- Theatrical release poster
- Directed by: W. Merle Connell
- Written by: Ted Paramore; Bob Heiderich;
- Produced by: Ted Paramore; Bob Heiderich;
- Starring: Hank Henry
- Cinematography: W. Merle Connell
- Edited by: William Brown
- Music by: Hal Bourne
- Production company: Triumph Productions
- Release date: 1960;
- Running time: 70 minutes
- Country: United States
- Language: English

= Not Tonight Henry =

1960 American film

Not Tonight Henry is a 1960 American comedy exploitation film directed by W. Merle Connell and starring Hank Henry. It was written and produced by Ted Paramore and Bob Heiderich. It was one of the first American "nudie cutie" films.

== Scenario ==
"Mr X", a typical married man, visits his local bar and daydreams a series of comedic dramatic vignettes each of which features scantily-clad or topless young women.

== Cast ==

- Hank Henry as Mr X
- John Herbert as narrator
- Larry Burrell as narrator
- Joni Day
- Babe McDonald
- Margie Welling
- Doreen Dare
- Brandy Long
- Betty Blue
- Joan Burgess
- Genii Young
- Sue Woods
- Lisa Drake
- Valkyra
- Little Jack Little

== Production ==
The film cost $71,000 to make and was filmed over nine days.

== Release ==
Not Tonight Henry opened in Los Angeles on 30 Dec 1960 at the Monica International Theater, the previous night's showing having been stopped due to a police raid and the confiscation of the film.

== Reception ==

=== Box office ===
According to Boxoffice, in 1961 the film "closed its 15th week at the Monica with a gross to date of $101,600, an alltime record in the 640-seat house."

=== Critical ===
The Hollywood Reporter wrote: "There is no real plot to Not Tonight Henry, only a thread or G-string of an idea whose sole function is to allow the photography of as much female nudity as possible. The film has nothing to recommend it except this nakedness, which is relentlessly presented, often in huge, screen filling closeups. There must be an underground that keeps patrons of this sort of thing alert, because at the opening matinee of Not Tonight Henry, the Monica Theatre was almost filled by the time the first feature had wound "
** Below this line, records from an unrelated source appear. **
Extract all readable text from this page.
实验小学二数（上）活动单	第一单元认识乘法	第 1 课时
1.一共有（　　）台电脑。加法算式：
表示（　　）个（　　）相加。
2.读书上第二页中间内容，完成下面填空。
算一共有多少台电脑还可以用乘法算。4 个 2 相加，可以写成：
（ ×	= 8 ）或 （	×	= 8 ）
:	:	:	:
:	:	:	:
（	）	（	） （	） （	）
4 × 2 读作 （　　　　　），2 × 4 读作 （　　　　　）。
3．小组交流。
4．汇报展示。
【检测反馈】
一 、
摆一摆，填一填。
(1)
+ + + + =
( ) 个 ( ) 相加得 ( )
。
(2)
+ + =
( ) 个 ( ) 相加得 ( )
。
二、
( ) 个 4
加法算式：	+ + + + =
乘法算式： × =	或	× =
Variety wrote: "Old-fashioned 'adults only' burlesque peep show translated fo celluloid. Artistically zero, but should attract the bare-babe-oglers wherever theatres cater to such whims. ... The 'plot' is a poor, generally humorless excuse for regular displays of chest cleavage and bare derrierres, mostly in skinny-dipped Eastman color. Bulk of the activity is of the no-dialog variety, accompanied by a tedious narration stuffed with puns and plays-on-words."